16 Mar 2022
In the new, more “virtually-focussed” world ushered in by the pandemic, employers face a new challenge in how they vet future employees, says Trinity Hall Fellow Dr David Erdos.
Employers have “always” snooped on their employees but social media gives them an even greater ability to see inside the personal lives of their staff and judge them accordingly.
Such cyber-snooping has been around as long as social media but it has grown and deepened during the pandemic and institutions, like the Information Commissioner’s Office (ICO), could do more to recognise the issues created by this, argues Dr Erdos.
In a recent article in The Economist Dr Erdos said that, while it is becoming more common, companies ought to warn candidates of any systematic screening that may take place and the candidate should have a chance to object to this.
“This has been growing since the big shift to online working during COVID and raises significant GDPR issues,” he added.
GDPR is short for General Data Protection Regulation which was signed up to by the UK as part of EU membership, but remains part of domestic law post-Brexit.
Under the regulations the sort of systematic vetting of social media some companies undertake should, argues Dr Erdos, trigger the need for a Data Protection Impact Assessment (DPIA).
“This is because it will, in the sense referred to in the statutory list produced by the Information Commissioner’s Office, involve comparing personal data obtained from different sources and also, potentially, the use of special-category data to make decisions on access to an opportunity or benefit.”

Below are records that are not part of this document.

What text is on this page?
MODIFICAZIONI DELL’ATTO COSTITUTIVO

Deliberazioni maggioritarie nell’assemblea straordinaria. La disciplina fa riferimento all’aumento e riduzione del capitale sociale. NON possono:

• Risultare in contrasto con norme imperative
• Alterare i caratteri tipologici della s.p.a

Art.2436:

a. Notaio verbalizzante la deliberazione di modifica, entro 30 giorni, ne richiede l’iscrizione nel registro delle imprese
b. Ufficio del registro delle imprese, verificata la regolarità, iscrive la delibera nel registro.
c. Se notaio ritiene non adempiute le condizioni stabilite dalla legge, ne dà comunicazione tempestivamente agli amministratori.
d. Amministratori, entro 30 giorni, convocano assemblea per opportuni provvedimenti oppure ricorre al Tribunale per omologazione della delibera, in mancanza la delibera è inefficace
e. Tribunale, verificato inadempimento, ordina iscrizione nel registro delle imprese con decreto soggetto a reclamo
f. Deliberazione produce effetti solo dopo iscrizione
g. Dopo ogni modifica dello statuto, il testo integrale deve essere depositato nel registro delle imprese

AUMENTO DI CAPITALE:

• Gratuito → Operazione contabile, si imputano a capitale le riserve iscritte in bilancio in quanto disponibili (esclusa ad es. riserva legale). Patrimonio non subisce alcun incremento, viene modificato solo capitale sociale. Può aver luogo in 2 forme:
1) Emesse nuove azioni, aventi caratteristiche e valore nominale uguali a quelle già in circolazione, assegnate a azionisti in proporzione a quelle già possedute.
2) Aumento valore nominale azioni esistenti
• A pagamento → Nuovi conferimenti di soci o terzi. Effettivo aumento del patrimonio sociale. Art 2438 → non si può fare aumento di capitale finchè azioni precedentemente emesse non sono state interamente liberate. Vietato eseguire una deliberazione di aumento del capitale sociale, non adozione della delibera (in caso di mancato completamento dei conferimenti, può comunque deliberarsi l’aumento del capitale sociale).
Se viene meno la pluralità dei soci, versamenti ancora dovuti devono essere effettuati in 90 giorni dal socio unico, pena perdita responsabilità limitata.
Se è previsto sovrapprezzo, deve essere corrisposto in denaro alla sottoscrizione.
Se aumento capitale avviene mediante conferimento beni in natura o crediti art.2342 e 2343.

In other words, the way the data is intended to be used by the company can pose a likely high risk to the rights and freedoms of the applicant which, in turn, means it should draw up and act upon a DPIA. That DPIA would provide a mechanism for ensuring that: the applicant’s rights and freedoms have been appropriately protected; that legality, including as regards any special category data (eg regarding health or political opinions) is ensured; and that the applicant is properly informed. But the law is lagging behind the real-world says Dr Erdos: “This sort of processing is growing and indeed becoming normalised so it would be good to see more involvement from the ICO.”
There’s a need to grapple with the reach of the GPDR and to ensure a greater focus on activities which can seriously impact data protection rights, argues Dr Erdos: “There’s a huge need in the law to develop a graduated approach which properly distinguishes between relatively innocuous online processing and systematic and intrusive processes which merit close granular scrutiny.”
For prospective employees, the impact of such vetting could mean the difference between getting a job and being informed that, this time, their application has been unsuccessful. Many people, including students looking towards their career, are scared that their social media profiles could haunt them in years to come – as exemplified by footballers being brought to book for comments made a decade or more in the past.
Dr David Erdos is Co-Director of the Centre for Intellectual Property and Information Law (CIPIL) and WYNG Fellow and Director of Studies in Law at Trinity Hall.